Beaumont. L'automne est là, qui tend son voile sur le pays.
Aujourd'hui, dimanche, est jour de promenade, et c'est en compagnie de quelques Marmules et de gens de maison à leur service, que Briana prend plaisir à fouler les sols du domaine qui s'étend à perte de vue. Il fallait dire qu'après la claustration de ces derniers jours, toute promenade était un véritable enchantement pour elle.
Le manque de ses proches pesait encore de tout son poids et la moindre occupation lui permettait de retrouver un peu de ce goût de vivre qu'elle avait perdu et de raviver un peu plus l'étincelle qui semblait s'être éteinte.

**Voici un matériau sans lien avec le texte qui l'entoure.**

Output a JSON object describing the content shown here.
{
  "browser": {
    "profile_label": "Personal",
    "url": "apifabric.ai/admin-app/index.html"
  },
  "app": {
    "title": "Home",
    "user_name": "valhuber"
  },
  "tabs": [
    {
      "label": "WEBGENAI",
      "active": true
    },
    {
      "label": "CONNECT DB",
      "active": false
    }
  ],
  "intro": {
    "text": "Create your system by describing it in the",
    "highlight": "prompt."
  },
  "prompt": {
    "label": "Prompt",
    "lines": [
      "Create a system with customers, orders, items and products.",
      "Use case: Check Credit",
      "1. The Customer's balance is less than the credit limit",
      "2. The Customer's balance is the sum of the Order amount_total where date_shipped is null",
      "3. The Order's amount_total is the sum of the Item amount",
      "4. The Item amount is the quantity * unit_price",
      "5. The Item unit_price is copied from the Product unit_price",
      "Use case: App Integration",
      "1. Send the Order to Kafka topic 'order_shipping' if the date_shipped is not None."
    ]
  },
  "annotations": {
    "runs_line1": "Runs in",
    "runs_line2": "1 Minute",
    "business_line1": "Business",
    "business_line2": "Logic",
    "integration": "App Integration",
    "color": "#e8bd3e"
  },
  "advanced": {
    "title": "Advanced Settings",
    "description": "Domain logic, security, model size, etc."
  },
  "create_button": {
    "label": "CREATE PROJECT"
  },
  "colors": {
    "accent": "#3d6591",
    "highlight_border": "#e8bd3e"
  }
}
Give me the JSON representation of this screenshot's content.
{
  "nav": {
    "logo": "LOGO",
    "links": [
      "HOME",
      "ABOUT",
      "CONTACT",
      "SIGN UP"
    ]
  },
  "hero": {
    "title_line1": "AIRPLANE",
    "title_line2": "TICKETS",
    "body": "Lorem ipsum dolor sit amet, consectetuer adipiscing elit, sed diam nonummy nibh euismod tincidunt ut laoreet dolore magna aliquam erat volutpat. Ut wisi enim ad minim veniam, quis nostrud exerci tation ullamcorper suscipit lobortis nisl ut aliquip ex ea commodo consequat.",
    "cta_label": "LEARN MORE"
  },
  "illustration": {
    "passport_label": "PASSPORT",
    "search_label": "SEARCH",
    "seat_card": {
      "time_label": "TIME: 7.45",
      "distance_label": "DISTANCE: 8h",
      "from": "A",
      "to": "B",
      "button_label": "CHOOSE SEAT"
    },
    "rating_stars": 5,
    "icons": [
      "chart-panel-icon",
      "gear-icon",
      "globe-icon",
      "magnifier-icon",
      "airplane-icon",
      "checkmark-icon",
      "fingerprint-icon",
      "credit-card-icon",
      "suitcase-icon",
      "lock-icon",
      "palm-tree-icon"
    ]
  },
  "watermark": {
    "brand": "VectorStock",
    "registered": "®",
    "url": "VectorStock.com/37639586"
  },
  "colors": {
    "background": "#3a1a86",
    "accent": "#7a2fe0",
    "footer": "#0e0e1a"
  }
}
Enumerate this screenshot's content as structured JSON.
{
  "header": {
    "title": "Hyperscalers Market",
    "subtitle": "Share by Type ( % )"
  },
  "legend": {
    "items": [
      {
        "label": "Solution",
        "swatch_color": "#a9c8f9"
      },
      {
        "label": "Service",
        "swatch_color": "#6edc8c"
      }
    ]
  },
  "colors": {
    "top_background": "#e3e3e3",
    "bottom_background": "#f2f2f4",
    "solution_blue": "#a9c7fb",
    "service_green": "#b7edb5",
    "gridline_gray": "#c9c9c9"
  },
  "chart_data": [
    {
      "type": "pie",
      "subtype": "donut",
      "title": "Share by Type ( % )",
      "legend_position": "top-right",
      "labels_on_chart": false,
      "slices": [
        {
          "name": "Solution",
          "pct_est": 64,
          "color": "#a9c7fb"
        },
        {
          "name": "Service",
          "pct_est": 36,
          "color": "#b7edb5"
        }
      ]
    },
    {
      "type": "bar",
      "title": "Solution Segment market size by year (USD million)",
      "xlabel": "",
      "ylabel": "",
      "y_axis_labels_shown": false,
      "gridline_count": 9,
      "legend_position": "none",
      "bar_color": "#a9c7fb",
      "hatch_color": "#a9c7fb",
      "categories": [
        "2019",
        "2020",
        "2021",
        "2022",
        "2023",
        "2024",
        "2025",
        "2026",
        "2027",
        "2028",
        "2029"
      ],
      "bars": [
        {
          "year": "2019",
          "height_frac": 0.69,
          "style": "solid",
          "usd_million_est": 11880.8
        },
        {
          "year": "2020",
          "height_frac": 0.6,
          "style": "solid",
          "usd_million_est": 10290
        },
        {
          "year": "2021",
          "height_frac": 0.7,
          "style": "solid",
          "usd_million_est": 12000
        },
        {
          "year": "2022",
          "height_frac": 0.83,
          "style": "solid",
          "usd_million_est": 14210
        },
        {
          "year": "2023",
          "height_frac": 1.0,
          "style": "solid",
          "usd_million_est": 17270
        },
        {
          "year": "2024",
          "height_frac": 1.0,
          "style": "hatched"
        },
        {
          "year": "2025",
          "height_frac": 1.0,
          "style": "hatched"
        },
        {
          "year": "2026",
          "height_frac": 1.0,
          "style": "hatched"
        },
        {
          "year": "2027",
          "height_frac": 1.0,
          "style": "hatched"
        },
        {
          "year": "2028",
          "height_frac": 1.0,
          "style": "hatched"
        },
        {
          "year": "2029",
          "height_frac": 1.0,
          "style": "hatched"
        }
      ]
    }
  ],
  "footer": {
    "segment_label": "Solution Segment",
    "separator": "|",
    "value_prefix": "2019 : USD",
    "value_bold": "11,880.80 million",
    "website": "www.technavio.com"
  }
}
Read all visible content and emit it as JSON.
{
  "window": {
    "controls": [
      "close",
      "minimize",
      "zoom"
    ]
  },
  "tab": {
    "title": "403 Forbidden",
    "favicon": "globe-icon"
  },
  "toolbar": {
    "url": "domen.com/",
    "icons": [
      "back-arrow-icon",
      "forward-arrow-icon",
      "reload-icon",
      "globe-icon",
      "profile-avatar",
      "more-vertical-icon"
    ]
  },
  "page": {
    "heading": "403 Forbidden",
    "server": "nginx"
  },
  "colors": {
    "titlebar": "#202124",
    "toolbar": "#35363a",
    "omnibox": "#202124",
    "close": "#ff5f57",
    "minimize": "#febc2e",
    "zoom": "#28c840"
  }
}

Leur promenade les avaient conduit à la forêt bordant le domaine. Là, ensemble, ils avaient empruntés un petit sentier tracé au milieu des fougères et s'arrêtèrent quelques instants au bord de la Sarthe dont les maigres eaux d'été commençaient à se gonfler de nouveau avec les premières intempéries que la dites belle saison avaient apportée avec elle. Après un bref instant de repos et comme il fallait traverser le cours d'eau à gué, les filles et d'autant plus Briana, prirent plaisir à se laisser porter par les garçons plus grands du groupe, afin que celles-ci évitent de se mouiller les pieds ou de glisser sur les pierres. Choix avait été vite fait pour la petite blonde de se jeter dans les bras de Paul, entourant son cou de ses bras dès lors qu'il l'eut soulevé de terre.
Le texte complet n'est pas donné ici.